Felizmente, isso já acontece em instituições de ensino básico do país. É o caso da Escola de Aplicação, da USP, que tem um projeto desde 1996 para abordar questões sexuais com os alunos. Inicialmente, ele foi chamado de “Orientação Sexual Adolescente”, mas hoje é conhecido como “Gênero e Sexualidade“. Um dos objetivos da iniciativa é falar sobre isso com os jovens de forma educativa, e não de maneira preconceituosa ou discriminatória.

Em seu site, a Escola de Aplicação tem uma página aberta apresentando as principais discussões do projeto. São temas como construção e reconstrução de identidade, desigualdade de gênero e questões relacionadas à sexualidade e à orientação sexual. “Não queremos, em momento nenhum, impor. Nossa única proibição é homofobia, racismo e machismo. Aqui, a gente não tolera isso. Mas as pessoas são diferentes e vão levar vidas diferentes. As decisões são deles [os alunos]”, pontua o professor José Carlos Carreiro Carreiro, um dos responsáveis pelo projeto, à GALILEU.

A professora de teatro da escola, Adriana de Oliveira, ressalta que a instituição também respeita a idade e evolução das crianças, mas desde o ensino fundamental determinados assuntos são tratados. “Com os pequenos, nós falamos que não existem brincadeiras de menino e de menina; todos podem brincar. Falamos sobre as cores, rosa e azul, sobre vestimentas e até corte de cabelo”, detalha. “A gente explica que existem diversos tipos de famílias: não tem só pai, mãe, irmão e acabou. Existem pais héteros, homossexuais, mães solos, pais solos… não deixam de ser família!”

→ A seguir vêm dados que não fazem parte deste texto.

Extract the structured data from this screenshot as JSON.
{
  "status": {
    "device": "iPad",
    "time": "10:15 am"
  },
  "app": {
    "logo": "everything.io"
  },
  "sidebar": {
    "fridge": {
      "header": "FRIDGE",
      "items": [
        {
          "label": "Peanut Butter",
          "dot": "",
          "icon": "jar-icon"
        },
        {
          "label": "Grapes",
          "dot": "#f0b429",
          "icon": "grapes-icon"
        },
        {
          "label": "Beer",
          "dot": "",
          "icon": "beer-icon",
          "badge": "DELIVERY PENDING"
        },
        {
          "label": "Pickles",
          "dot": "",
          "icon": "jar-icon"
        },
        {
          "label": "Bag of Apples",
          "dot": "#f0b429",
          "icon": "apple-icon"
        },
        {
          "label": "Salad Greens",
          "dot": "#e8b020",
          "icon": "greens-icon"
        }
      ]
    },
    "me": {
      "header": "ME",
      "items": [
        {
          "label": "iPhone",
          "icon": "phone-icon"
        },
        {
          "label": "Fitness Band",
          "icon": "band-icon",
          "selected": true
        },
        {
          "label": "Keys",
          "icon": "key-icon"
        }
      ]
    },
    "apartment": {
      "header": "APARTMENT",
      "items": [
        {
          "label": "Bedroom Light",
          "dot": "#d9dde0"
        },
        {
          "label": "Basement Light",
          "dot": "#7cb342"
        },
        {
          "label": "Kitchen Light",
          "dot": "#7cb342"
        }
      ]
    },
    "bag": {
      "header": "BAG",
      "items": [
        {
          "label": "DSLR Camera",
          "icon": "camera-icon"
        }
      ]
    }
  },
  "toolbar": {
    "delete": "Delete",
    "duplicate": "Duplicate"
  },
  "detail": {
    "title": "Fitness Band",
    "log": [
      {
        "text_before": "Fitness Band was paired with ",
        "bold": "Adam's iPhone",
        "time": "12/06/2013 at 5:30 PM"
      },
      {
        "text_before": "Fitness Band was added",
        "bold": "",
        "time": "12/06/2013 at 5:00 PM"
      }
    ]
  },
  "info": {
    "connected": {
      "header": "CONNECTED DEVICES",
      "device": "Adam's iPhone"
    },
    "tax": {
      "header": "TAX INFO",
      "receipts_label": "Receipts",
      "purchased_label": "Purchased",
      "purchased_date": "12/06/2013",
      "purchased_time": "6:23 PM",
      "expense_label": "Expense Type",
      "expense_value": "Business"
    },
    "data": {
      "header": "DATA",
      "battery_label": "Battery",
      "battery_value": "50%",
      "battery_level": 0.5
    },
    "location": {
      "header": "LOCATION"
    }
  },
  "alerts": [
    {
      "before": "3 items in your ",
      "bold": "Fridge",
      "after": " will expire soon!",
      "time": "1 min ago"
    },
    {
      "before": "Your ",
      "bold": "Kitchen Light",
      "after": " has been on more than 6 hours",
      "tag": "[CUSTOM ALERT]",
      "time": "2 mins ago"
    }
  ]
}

Conforme os alunos vão ficando mais velhos, é hora de abordar temas como infecções sexualmente transmissíveis, prevenção de gravidez e consentimento. “[Falamos] Até mesmo sobre pornografia. A gente não vai proibir e falar ‘Não veja! Tá errado!’, mas vamos falar da indústria, do papel da mulher, dos problemas que envolvem este mercado. O aluno vai saber o que fazer a partir disso”, relata Oliveira. Um ótimo exemplo a ser seguido Brasil afora. Tratar a sexualidade como um tabu e estimular o desconhecimento sobre algo tão natural na vida do ser humano não vai ajudar os adolescentes — ao contrário: promete aprofundar ainda mais todos os problemas ligados à falta de uma educação sexual adequada.